Imagine that a paper is proposing a new method for solving a task and the main objective is improved by 10%. WOW! New SOTA! Or is it?

Reproducing the experiments is the only way to see for yourself. As a bonus, you’ll get a deeper understanding of the method. But how easy it is to do it?

Unfortunately, many authors don’t include their source code when publishing a paper. The reproducibility crisis is real! To comab this, some major ML conferences (NeurIPS and ICML) have some requirements to ensure reproducibility. The reproducibility checklist is one effort to summarise the main points. Things are getting better, but improvements are still needed.

Experimenting with ML boils down to writing and reading (a lot of) code. And what do you do when you want to find the truth? You go to the source! The source code (Yeah, I am watching too much Dom Mazzetti).

Reproducibility in the real world (a.k.a. your work)

All of this is great, but should you care? After all, you’re using ML in the real world!

You should care even more! The only good way to check if a piece of code is doing what the author intended is to show it to a lot of people. ML projects involve a lot more than “regular” code, though. Making your experiments hard to reproduce is a sure way to make someone give up on the review and go with a “f*ck it, I am out”.

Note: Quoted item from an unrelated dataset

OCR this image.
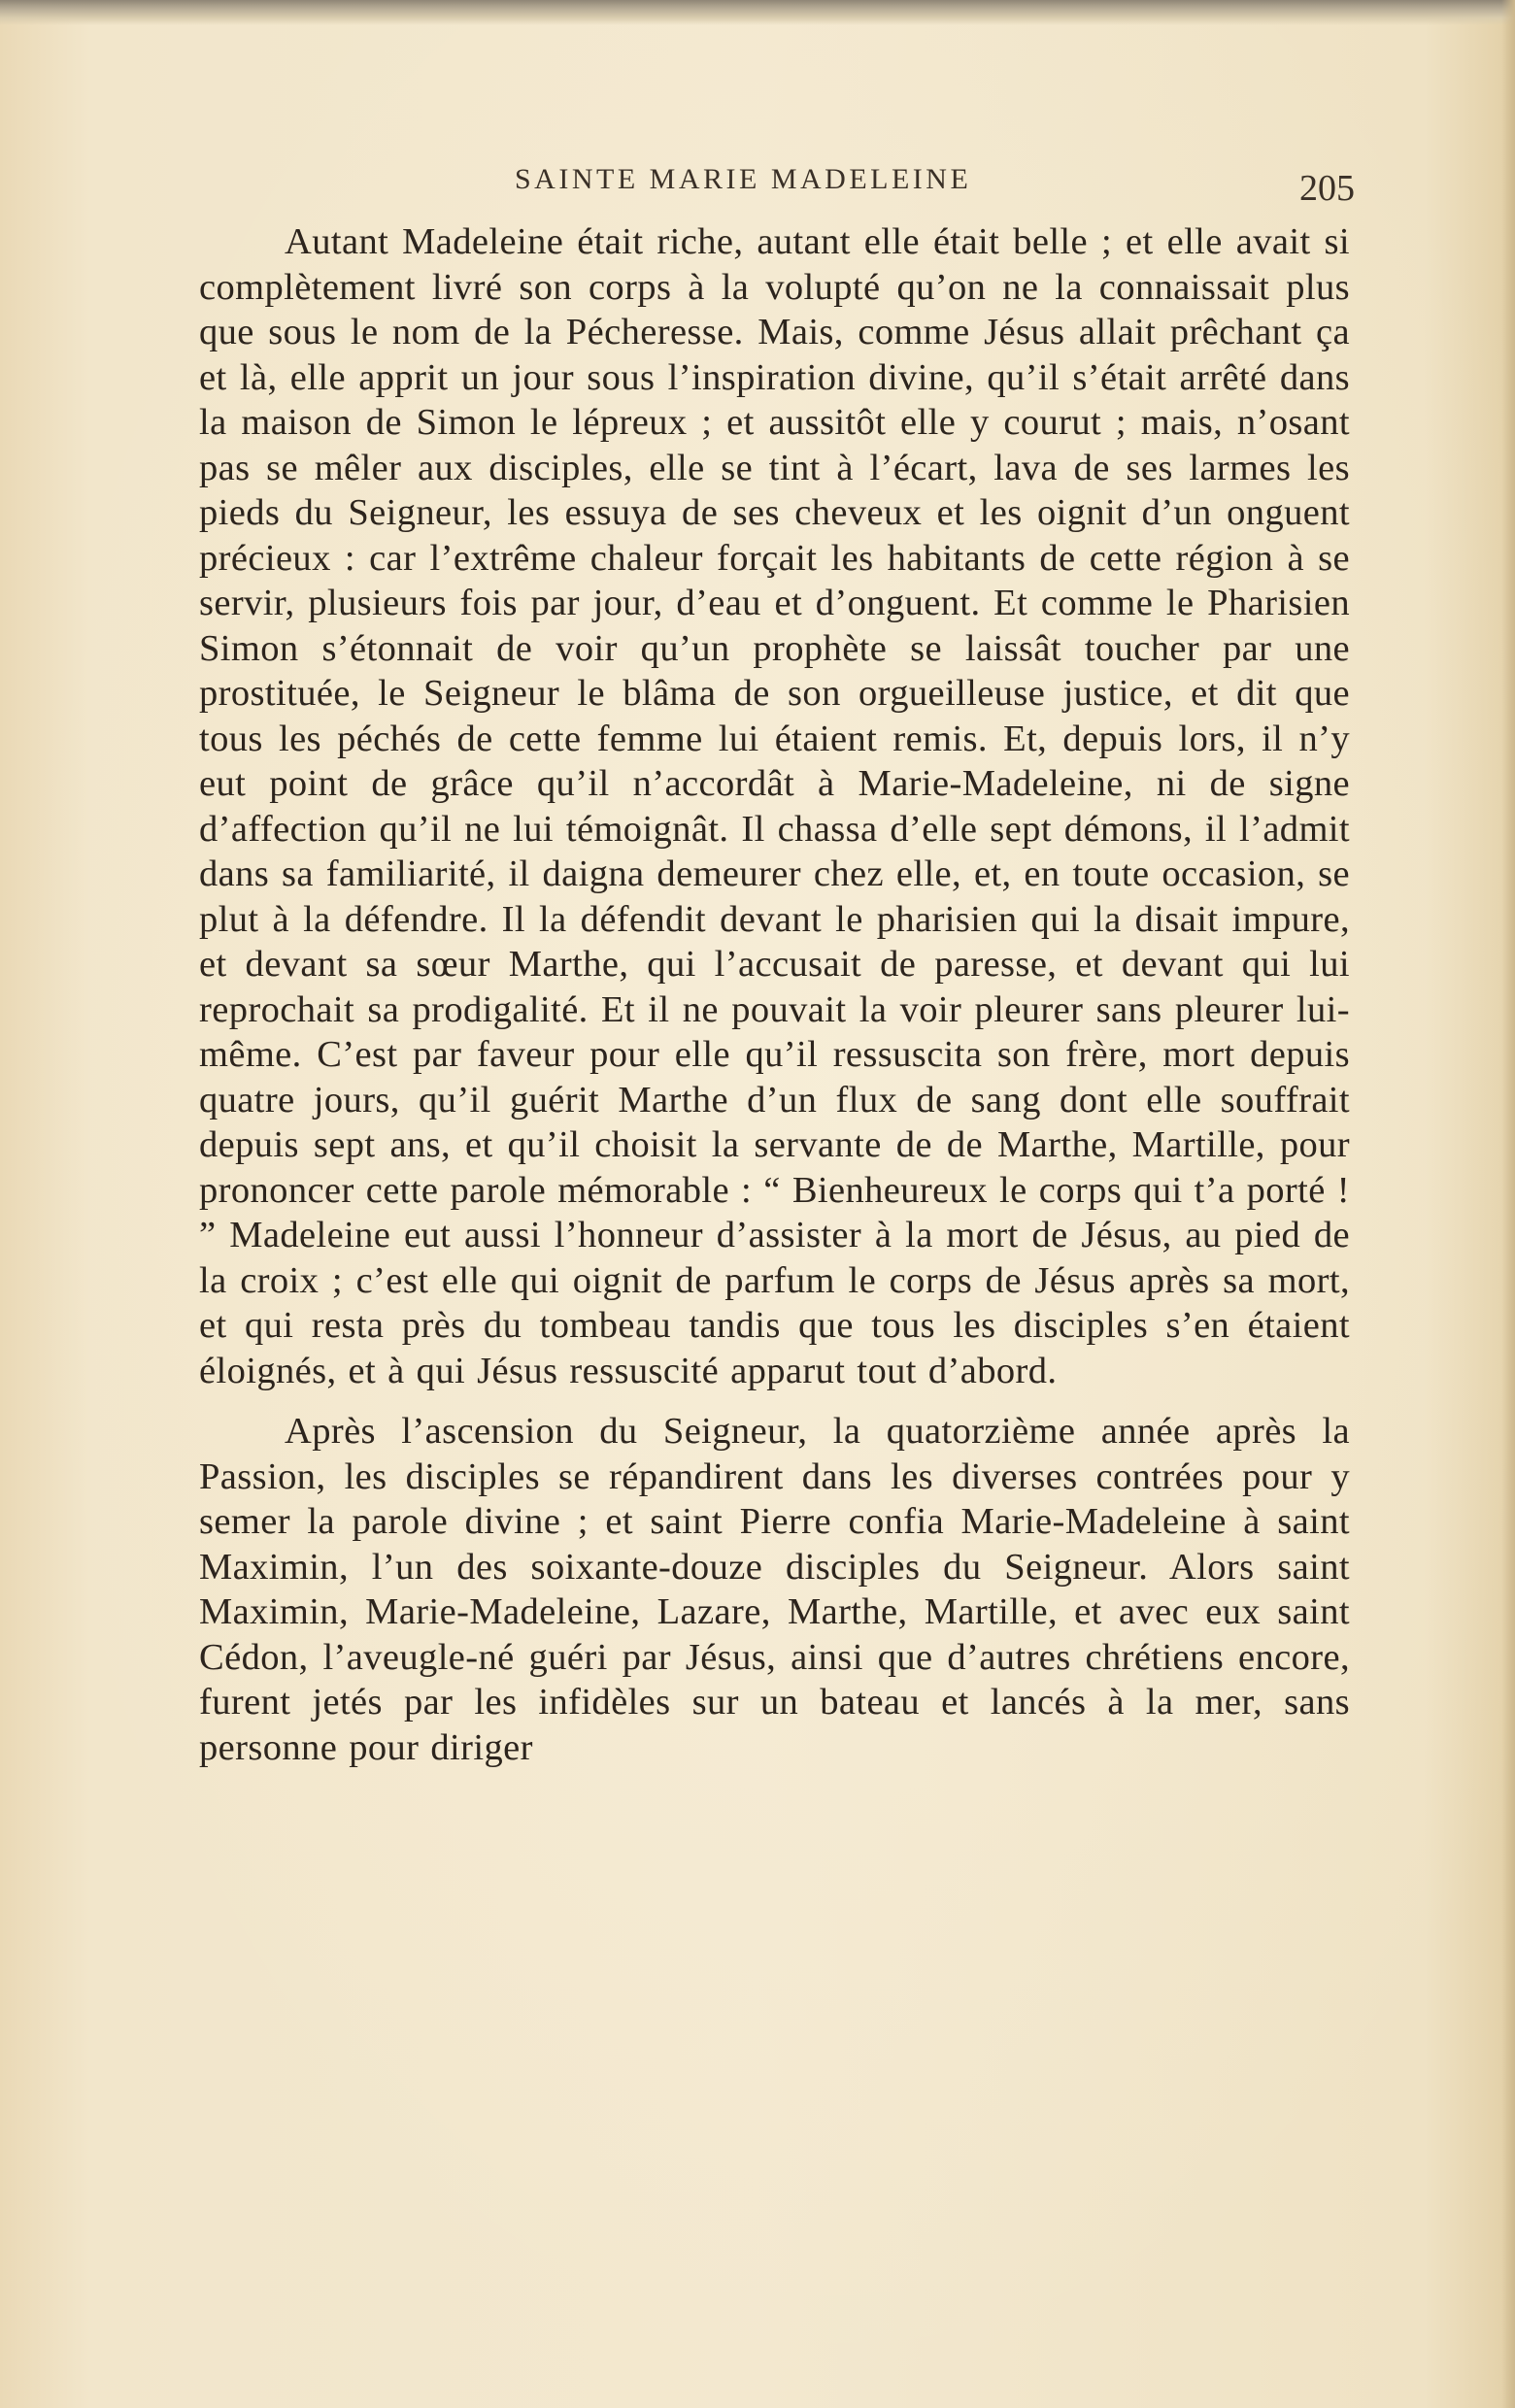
SAINTE MARIE MADELEINE	205

Autant Madeleine était riche, autant elle était belle ; et elle avait si complètement livré son corps à la volupté qu’on ne la connaissait plus que sous le nom de la Pécheresse. Mais, comme Jésus allait prêchant ça et là, elle apprit un jour sous l’inspiration divine, qu’il s’était arrêté dans la maison de Simon le lépreux ; et aussitôt elle y courut ; mais, n’osant pas se mêler aux disciples, elle se tint à l’écart, lava de ses larmes les pieds du Seigneur, les essuya de ses cheveux et les oignit d’un onguent précieux : car l’extrême chaleur forçait les habitants de cette région à se servir, plusieurs fois par jour, d’eau et d’onguent. Et comme le Pharisien Simon s’étonnait de voir qu’un prophète se laissât toucher par une prostituée, le Seigneur le blâma de son orgueilleuse justice, et dit que tous les péchés de cette femme lui étaient remis. Et, depuis lors, il n’y eut point de grâce qu’il n’accordât à Marie-Madeleine, ni de signe d’affection qu’il ne lui témoignât. Il chassa d’elle sept démons, il l’admit dans sa familiarité, il daigna demeurer chez elle, et, en toute occasion, se plut à la défendre. Il la défendit devant le pharisien qui la disait impure, et devant sa sœur Marthe, qui l’accusait de paresse, et devant qui lui reprochait sa prodigalité. Et il ne pouvait la voir pleurer sans pleurer lui-même. C’est par faveur pour elle qu’il ressuscita son frère, mort depuis quatre jours, qu’il guérit Marthe d’un flux de sang dont elle souffrait depuis sept ans, et qu’il choisit la servante de de Marthe, Martille, pour prononcer cette parole mémorable : “ Bienheureux le corps qui t’a porté ! ” Madeleine eut aussi l’honneur d’assister à la mort de Jésus, au pied de la croix ; c’est elle qui oignit de parfum le corps de Jésus après sa mort, et qui resta près du tombeau tandis que tous les disciples s’en étaient éloignés, et à qui Jésus ressuscité apparut tout d’abord.

Après l’ascension du Seigneur, la quatorzième année après la Passion, les disciples se répandirent dans les diverses contrées pour y semer la parole divine ; et saint Pierre confia Marie-Madeleine à saint Maximin, l’un des soixante-douze disciples du Seigneur. Alors saint Maximin, Marie-Madeleine, Lazare, Marthe, Martille, et avec eux saint Cédon, l’aveugle-né guéri par Jésus, ainsi que d’autres chrétiens encore, furent jetés par les infidèles sur un bateau et lancés à la mer, sans personne pour diriger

Ok, how do you make your experiments reproducible?

Reproducing ML experiments with DVC

DVC stands for Data Version Control. It is a free and open-source project that helps you version control your experiments, store large files (on a variety of storage services), track metrics, and build completely reproducible pipelines.

Remotes

DVC doesn’t really handle big file storage for you. It stores metafiles that point to the location of the files. Those places are known as remotes. Here are some of the remotes that DVC supports:

  • Amazon s3
  • Microsoft Azure Blob Storage
  • Google Drive
  • Google Cloud Storage
  • SSH
  • Hadoop Distributed File System (hdfs)
  • HTTP and HTTPS protocols
  • Directory on your file system (local)

End-to-end example

We’ll have a look at a complete ML experiment and integrate it with DVC.

The data we’re going to use is listings of Udemy courses - 3.682 courses listings from 4 different subjects. The objective is to predict the number of students for each course.

Pretty much every ML pipeline can be boiled down to the following steps (this can be a never-ending cycle):

  • Create dataset
  • Create features
  • Train a model
  • Evaluate the model
  • Deploy the model (if better than previous)

In this example, we’ll skip the deployment altogether and focus on experimenting.

The first experiment

One of the good things about DVC is that you can put off the integration until the very end of your first experiment. We’ll do just that - start with a plain old Python project.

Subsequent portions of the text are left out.